那时候枪也有劲,十米之内,打个鸟真能打死。
一家人正乐呵着,村长来了,村长听孙四爷说了那事,孙四爷学话也学不明白,就来问马师傅了。
村长也没直接问,人家说媳妇在家炒菜呢,叫马师傅过去喝一口。
喝酒的事,马师傅肯定积极,许某人也想去,倒不是想喝酒,咱想看看村长媳妇长啥样。
那时候,村里有头有脸的人只有村长,各个村的村长审美都在线,我出生的那个村,村长离了歪斜的,六十来岁了,那媳妇也是村里最好看的老太太。
还有,孙四爷的儿子才三十多岁,那媳妇是妥妥的少妇。
到了孙四爷家,许某人失望了。
在灶台边忙碌的人是一个胖女人,长相很普通,一看就是没啥心眼的农村娘们。
女人一见我们干活来,擦了擦手就出来了,笑道:“马师傅过年好啊。”
马师傅笑了笑道:“过年好过年好。”
随后,马师傅给我一脖溜子道:“臭小子,给刘姐拜年呀。”
“刘姐过年好。
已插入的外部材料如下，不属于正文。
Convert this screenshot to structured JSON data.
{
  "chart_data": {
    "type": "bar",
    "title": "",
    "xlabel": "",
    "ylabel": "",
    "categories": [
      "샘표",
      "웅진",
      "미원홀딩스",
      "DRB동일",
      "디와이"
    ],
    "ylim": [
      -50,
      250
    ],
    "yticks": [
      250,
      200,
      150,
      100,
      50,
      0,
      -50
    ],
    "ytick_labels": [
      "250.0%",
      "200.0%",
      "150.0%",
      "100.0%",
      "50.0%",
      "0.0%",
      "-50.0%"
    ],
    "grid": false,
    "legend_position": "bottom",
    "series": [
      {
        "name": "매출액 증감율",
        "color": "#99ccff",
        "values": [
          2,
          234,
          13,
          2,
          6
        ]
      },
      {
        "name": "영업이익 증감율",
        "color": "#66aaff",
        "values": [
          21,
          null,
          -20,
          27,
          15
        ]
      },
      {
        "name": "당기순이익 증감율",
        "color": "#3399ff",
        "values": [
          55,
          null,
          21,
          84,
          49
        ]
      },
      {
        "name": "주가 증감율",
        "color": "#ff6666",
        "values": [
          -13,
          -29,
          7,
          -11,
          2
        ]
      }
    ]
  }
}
”
“唉,过年好,过年好。”
进屋后,炕桌上已经放了三个菜,一个酸菜炖排骨,一个小鸡炖蘑菇,还有一个猪肉炖粉条。
马师傅道:“小刘啊,可别忙活了,别做菜了。”
孙四爷道:“炖菜都好了,剩下的都是炒菜,那玩意快,扒拉两下子就熟了。”
“别炒了,够吃了。”
村长道:“没准备啥,也不是特别给你做的,谁家不过年呀,来马叔上炕,咱先喝点。”
我刚想跟着上炕,马师傅回头道:“那啥,许多,你去帮刘姐烧火去。”
我哎了一声。
说实话,我心里没有不愿意,以前农村家里来人,小孩是不能上桌的,这规矩俺懂。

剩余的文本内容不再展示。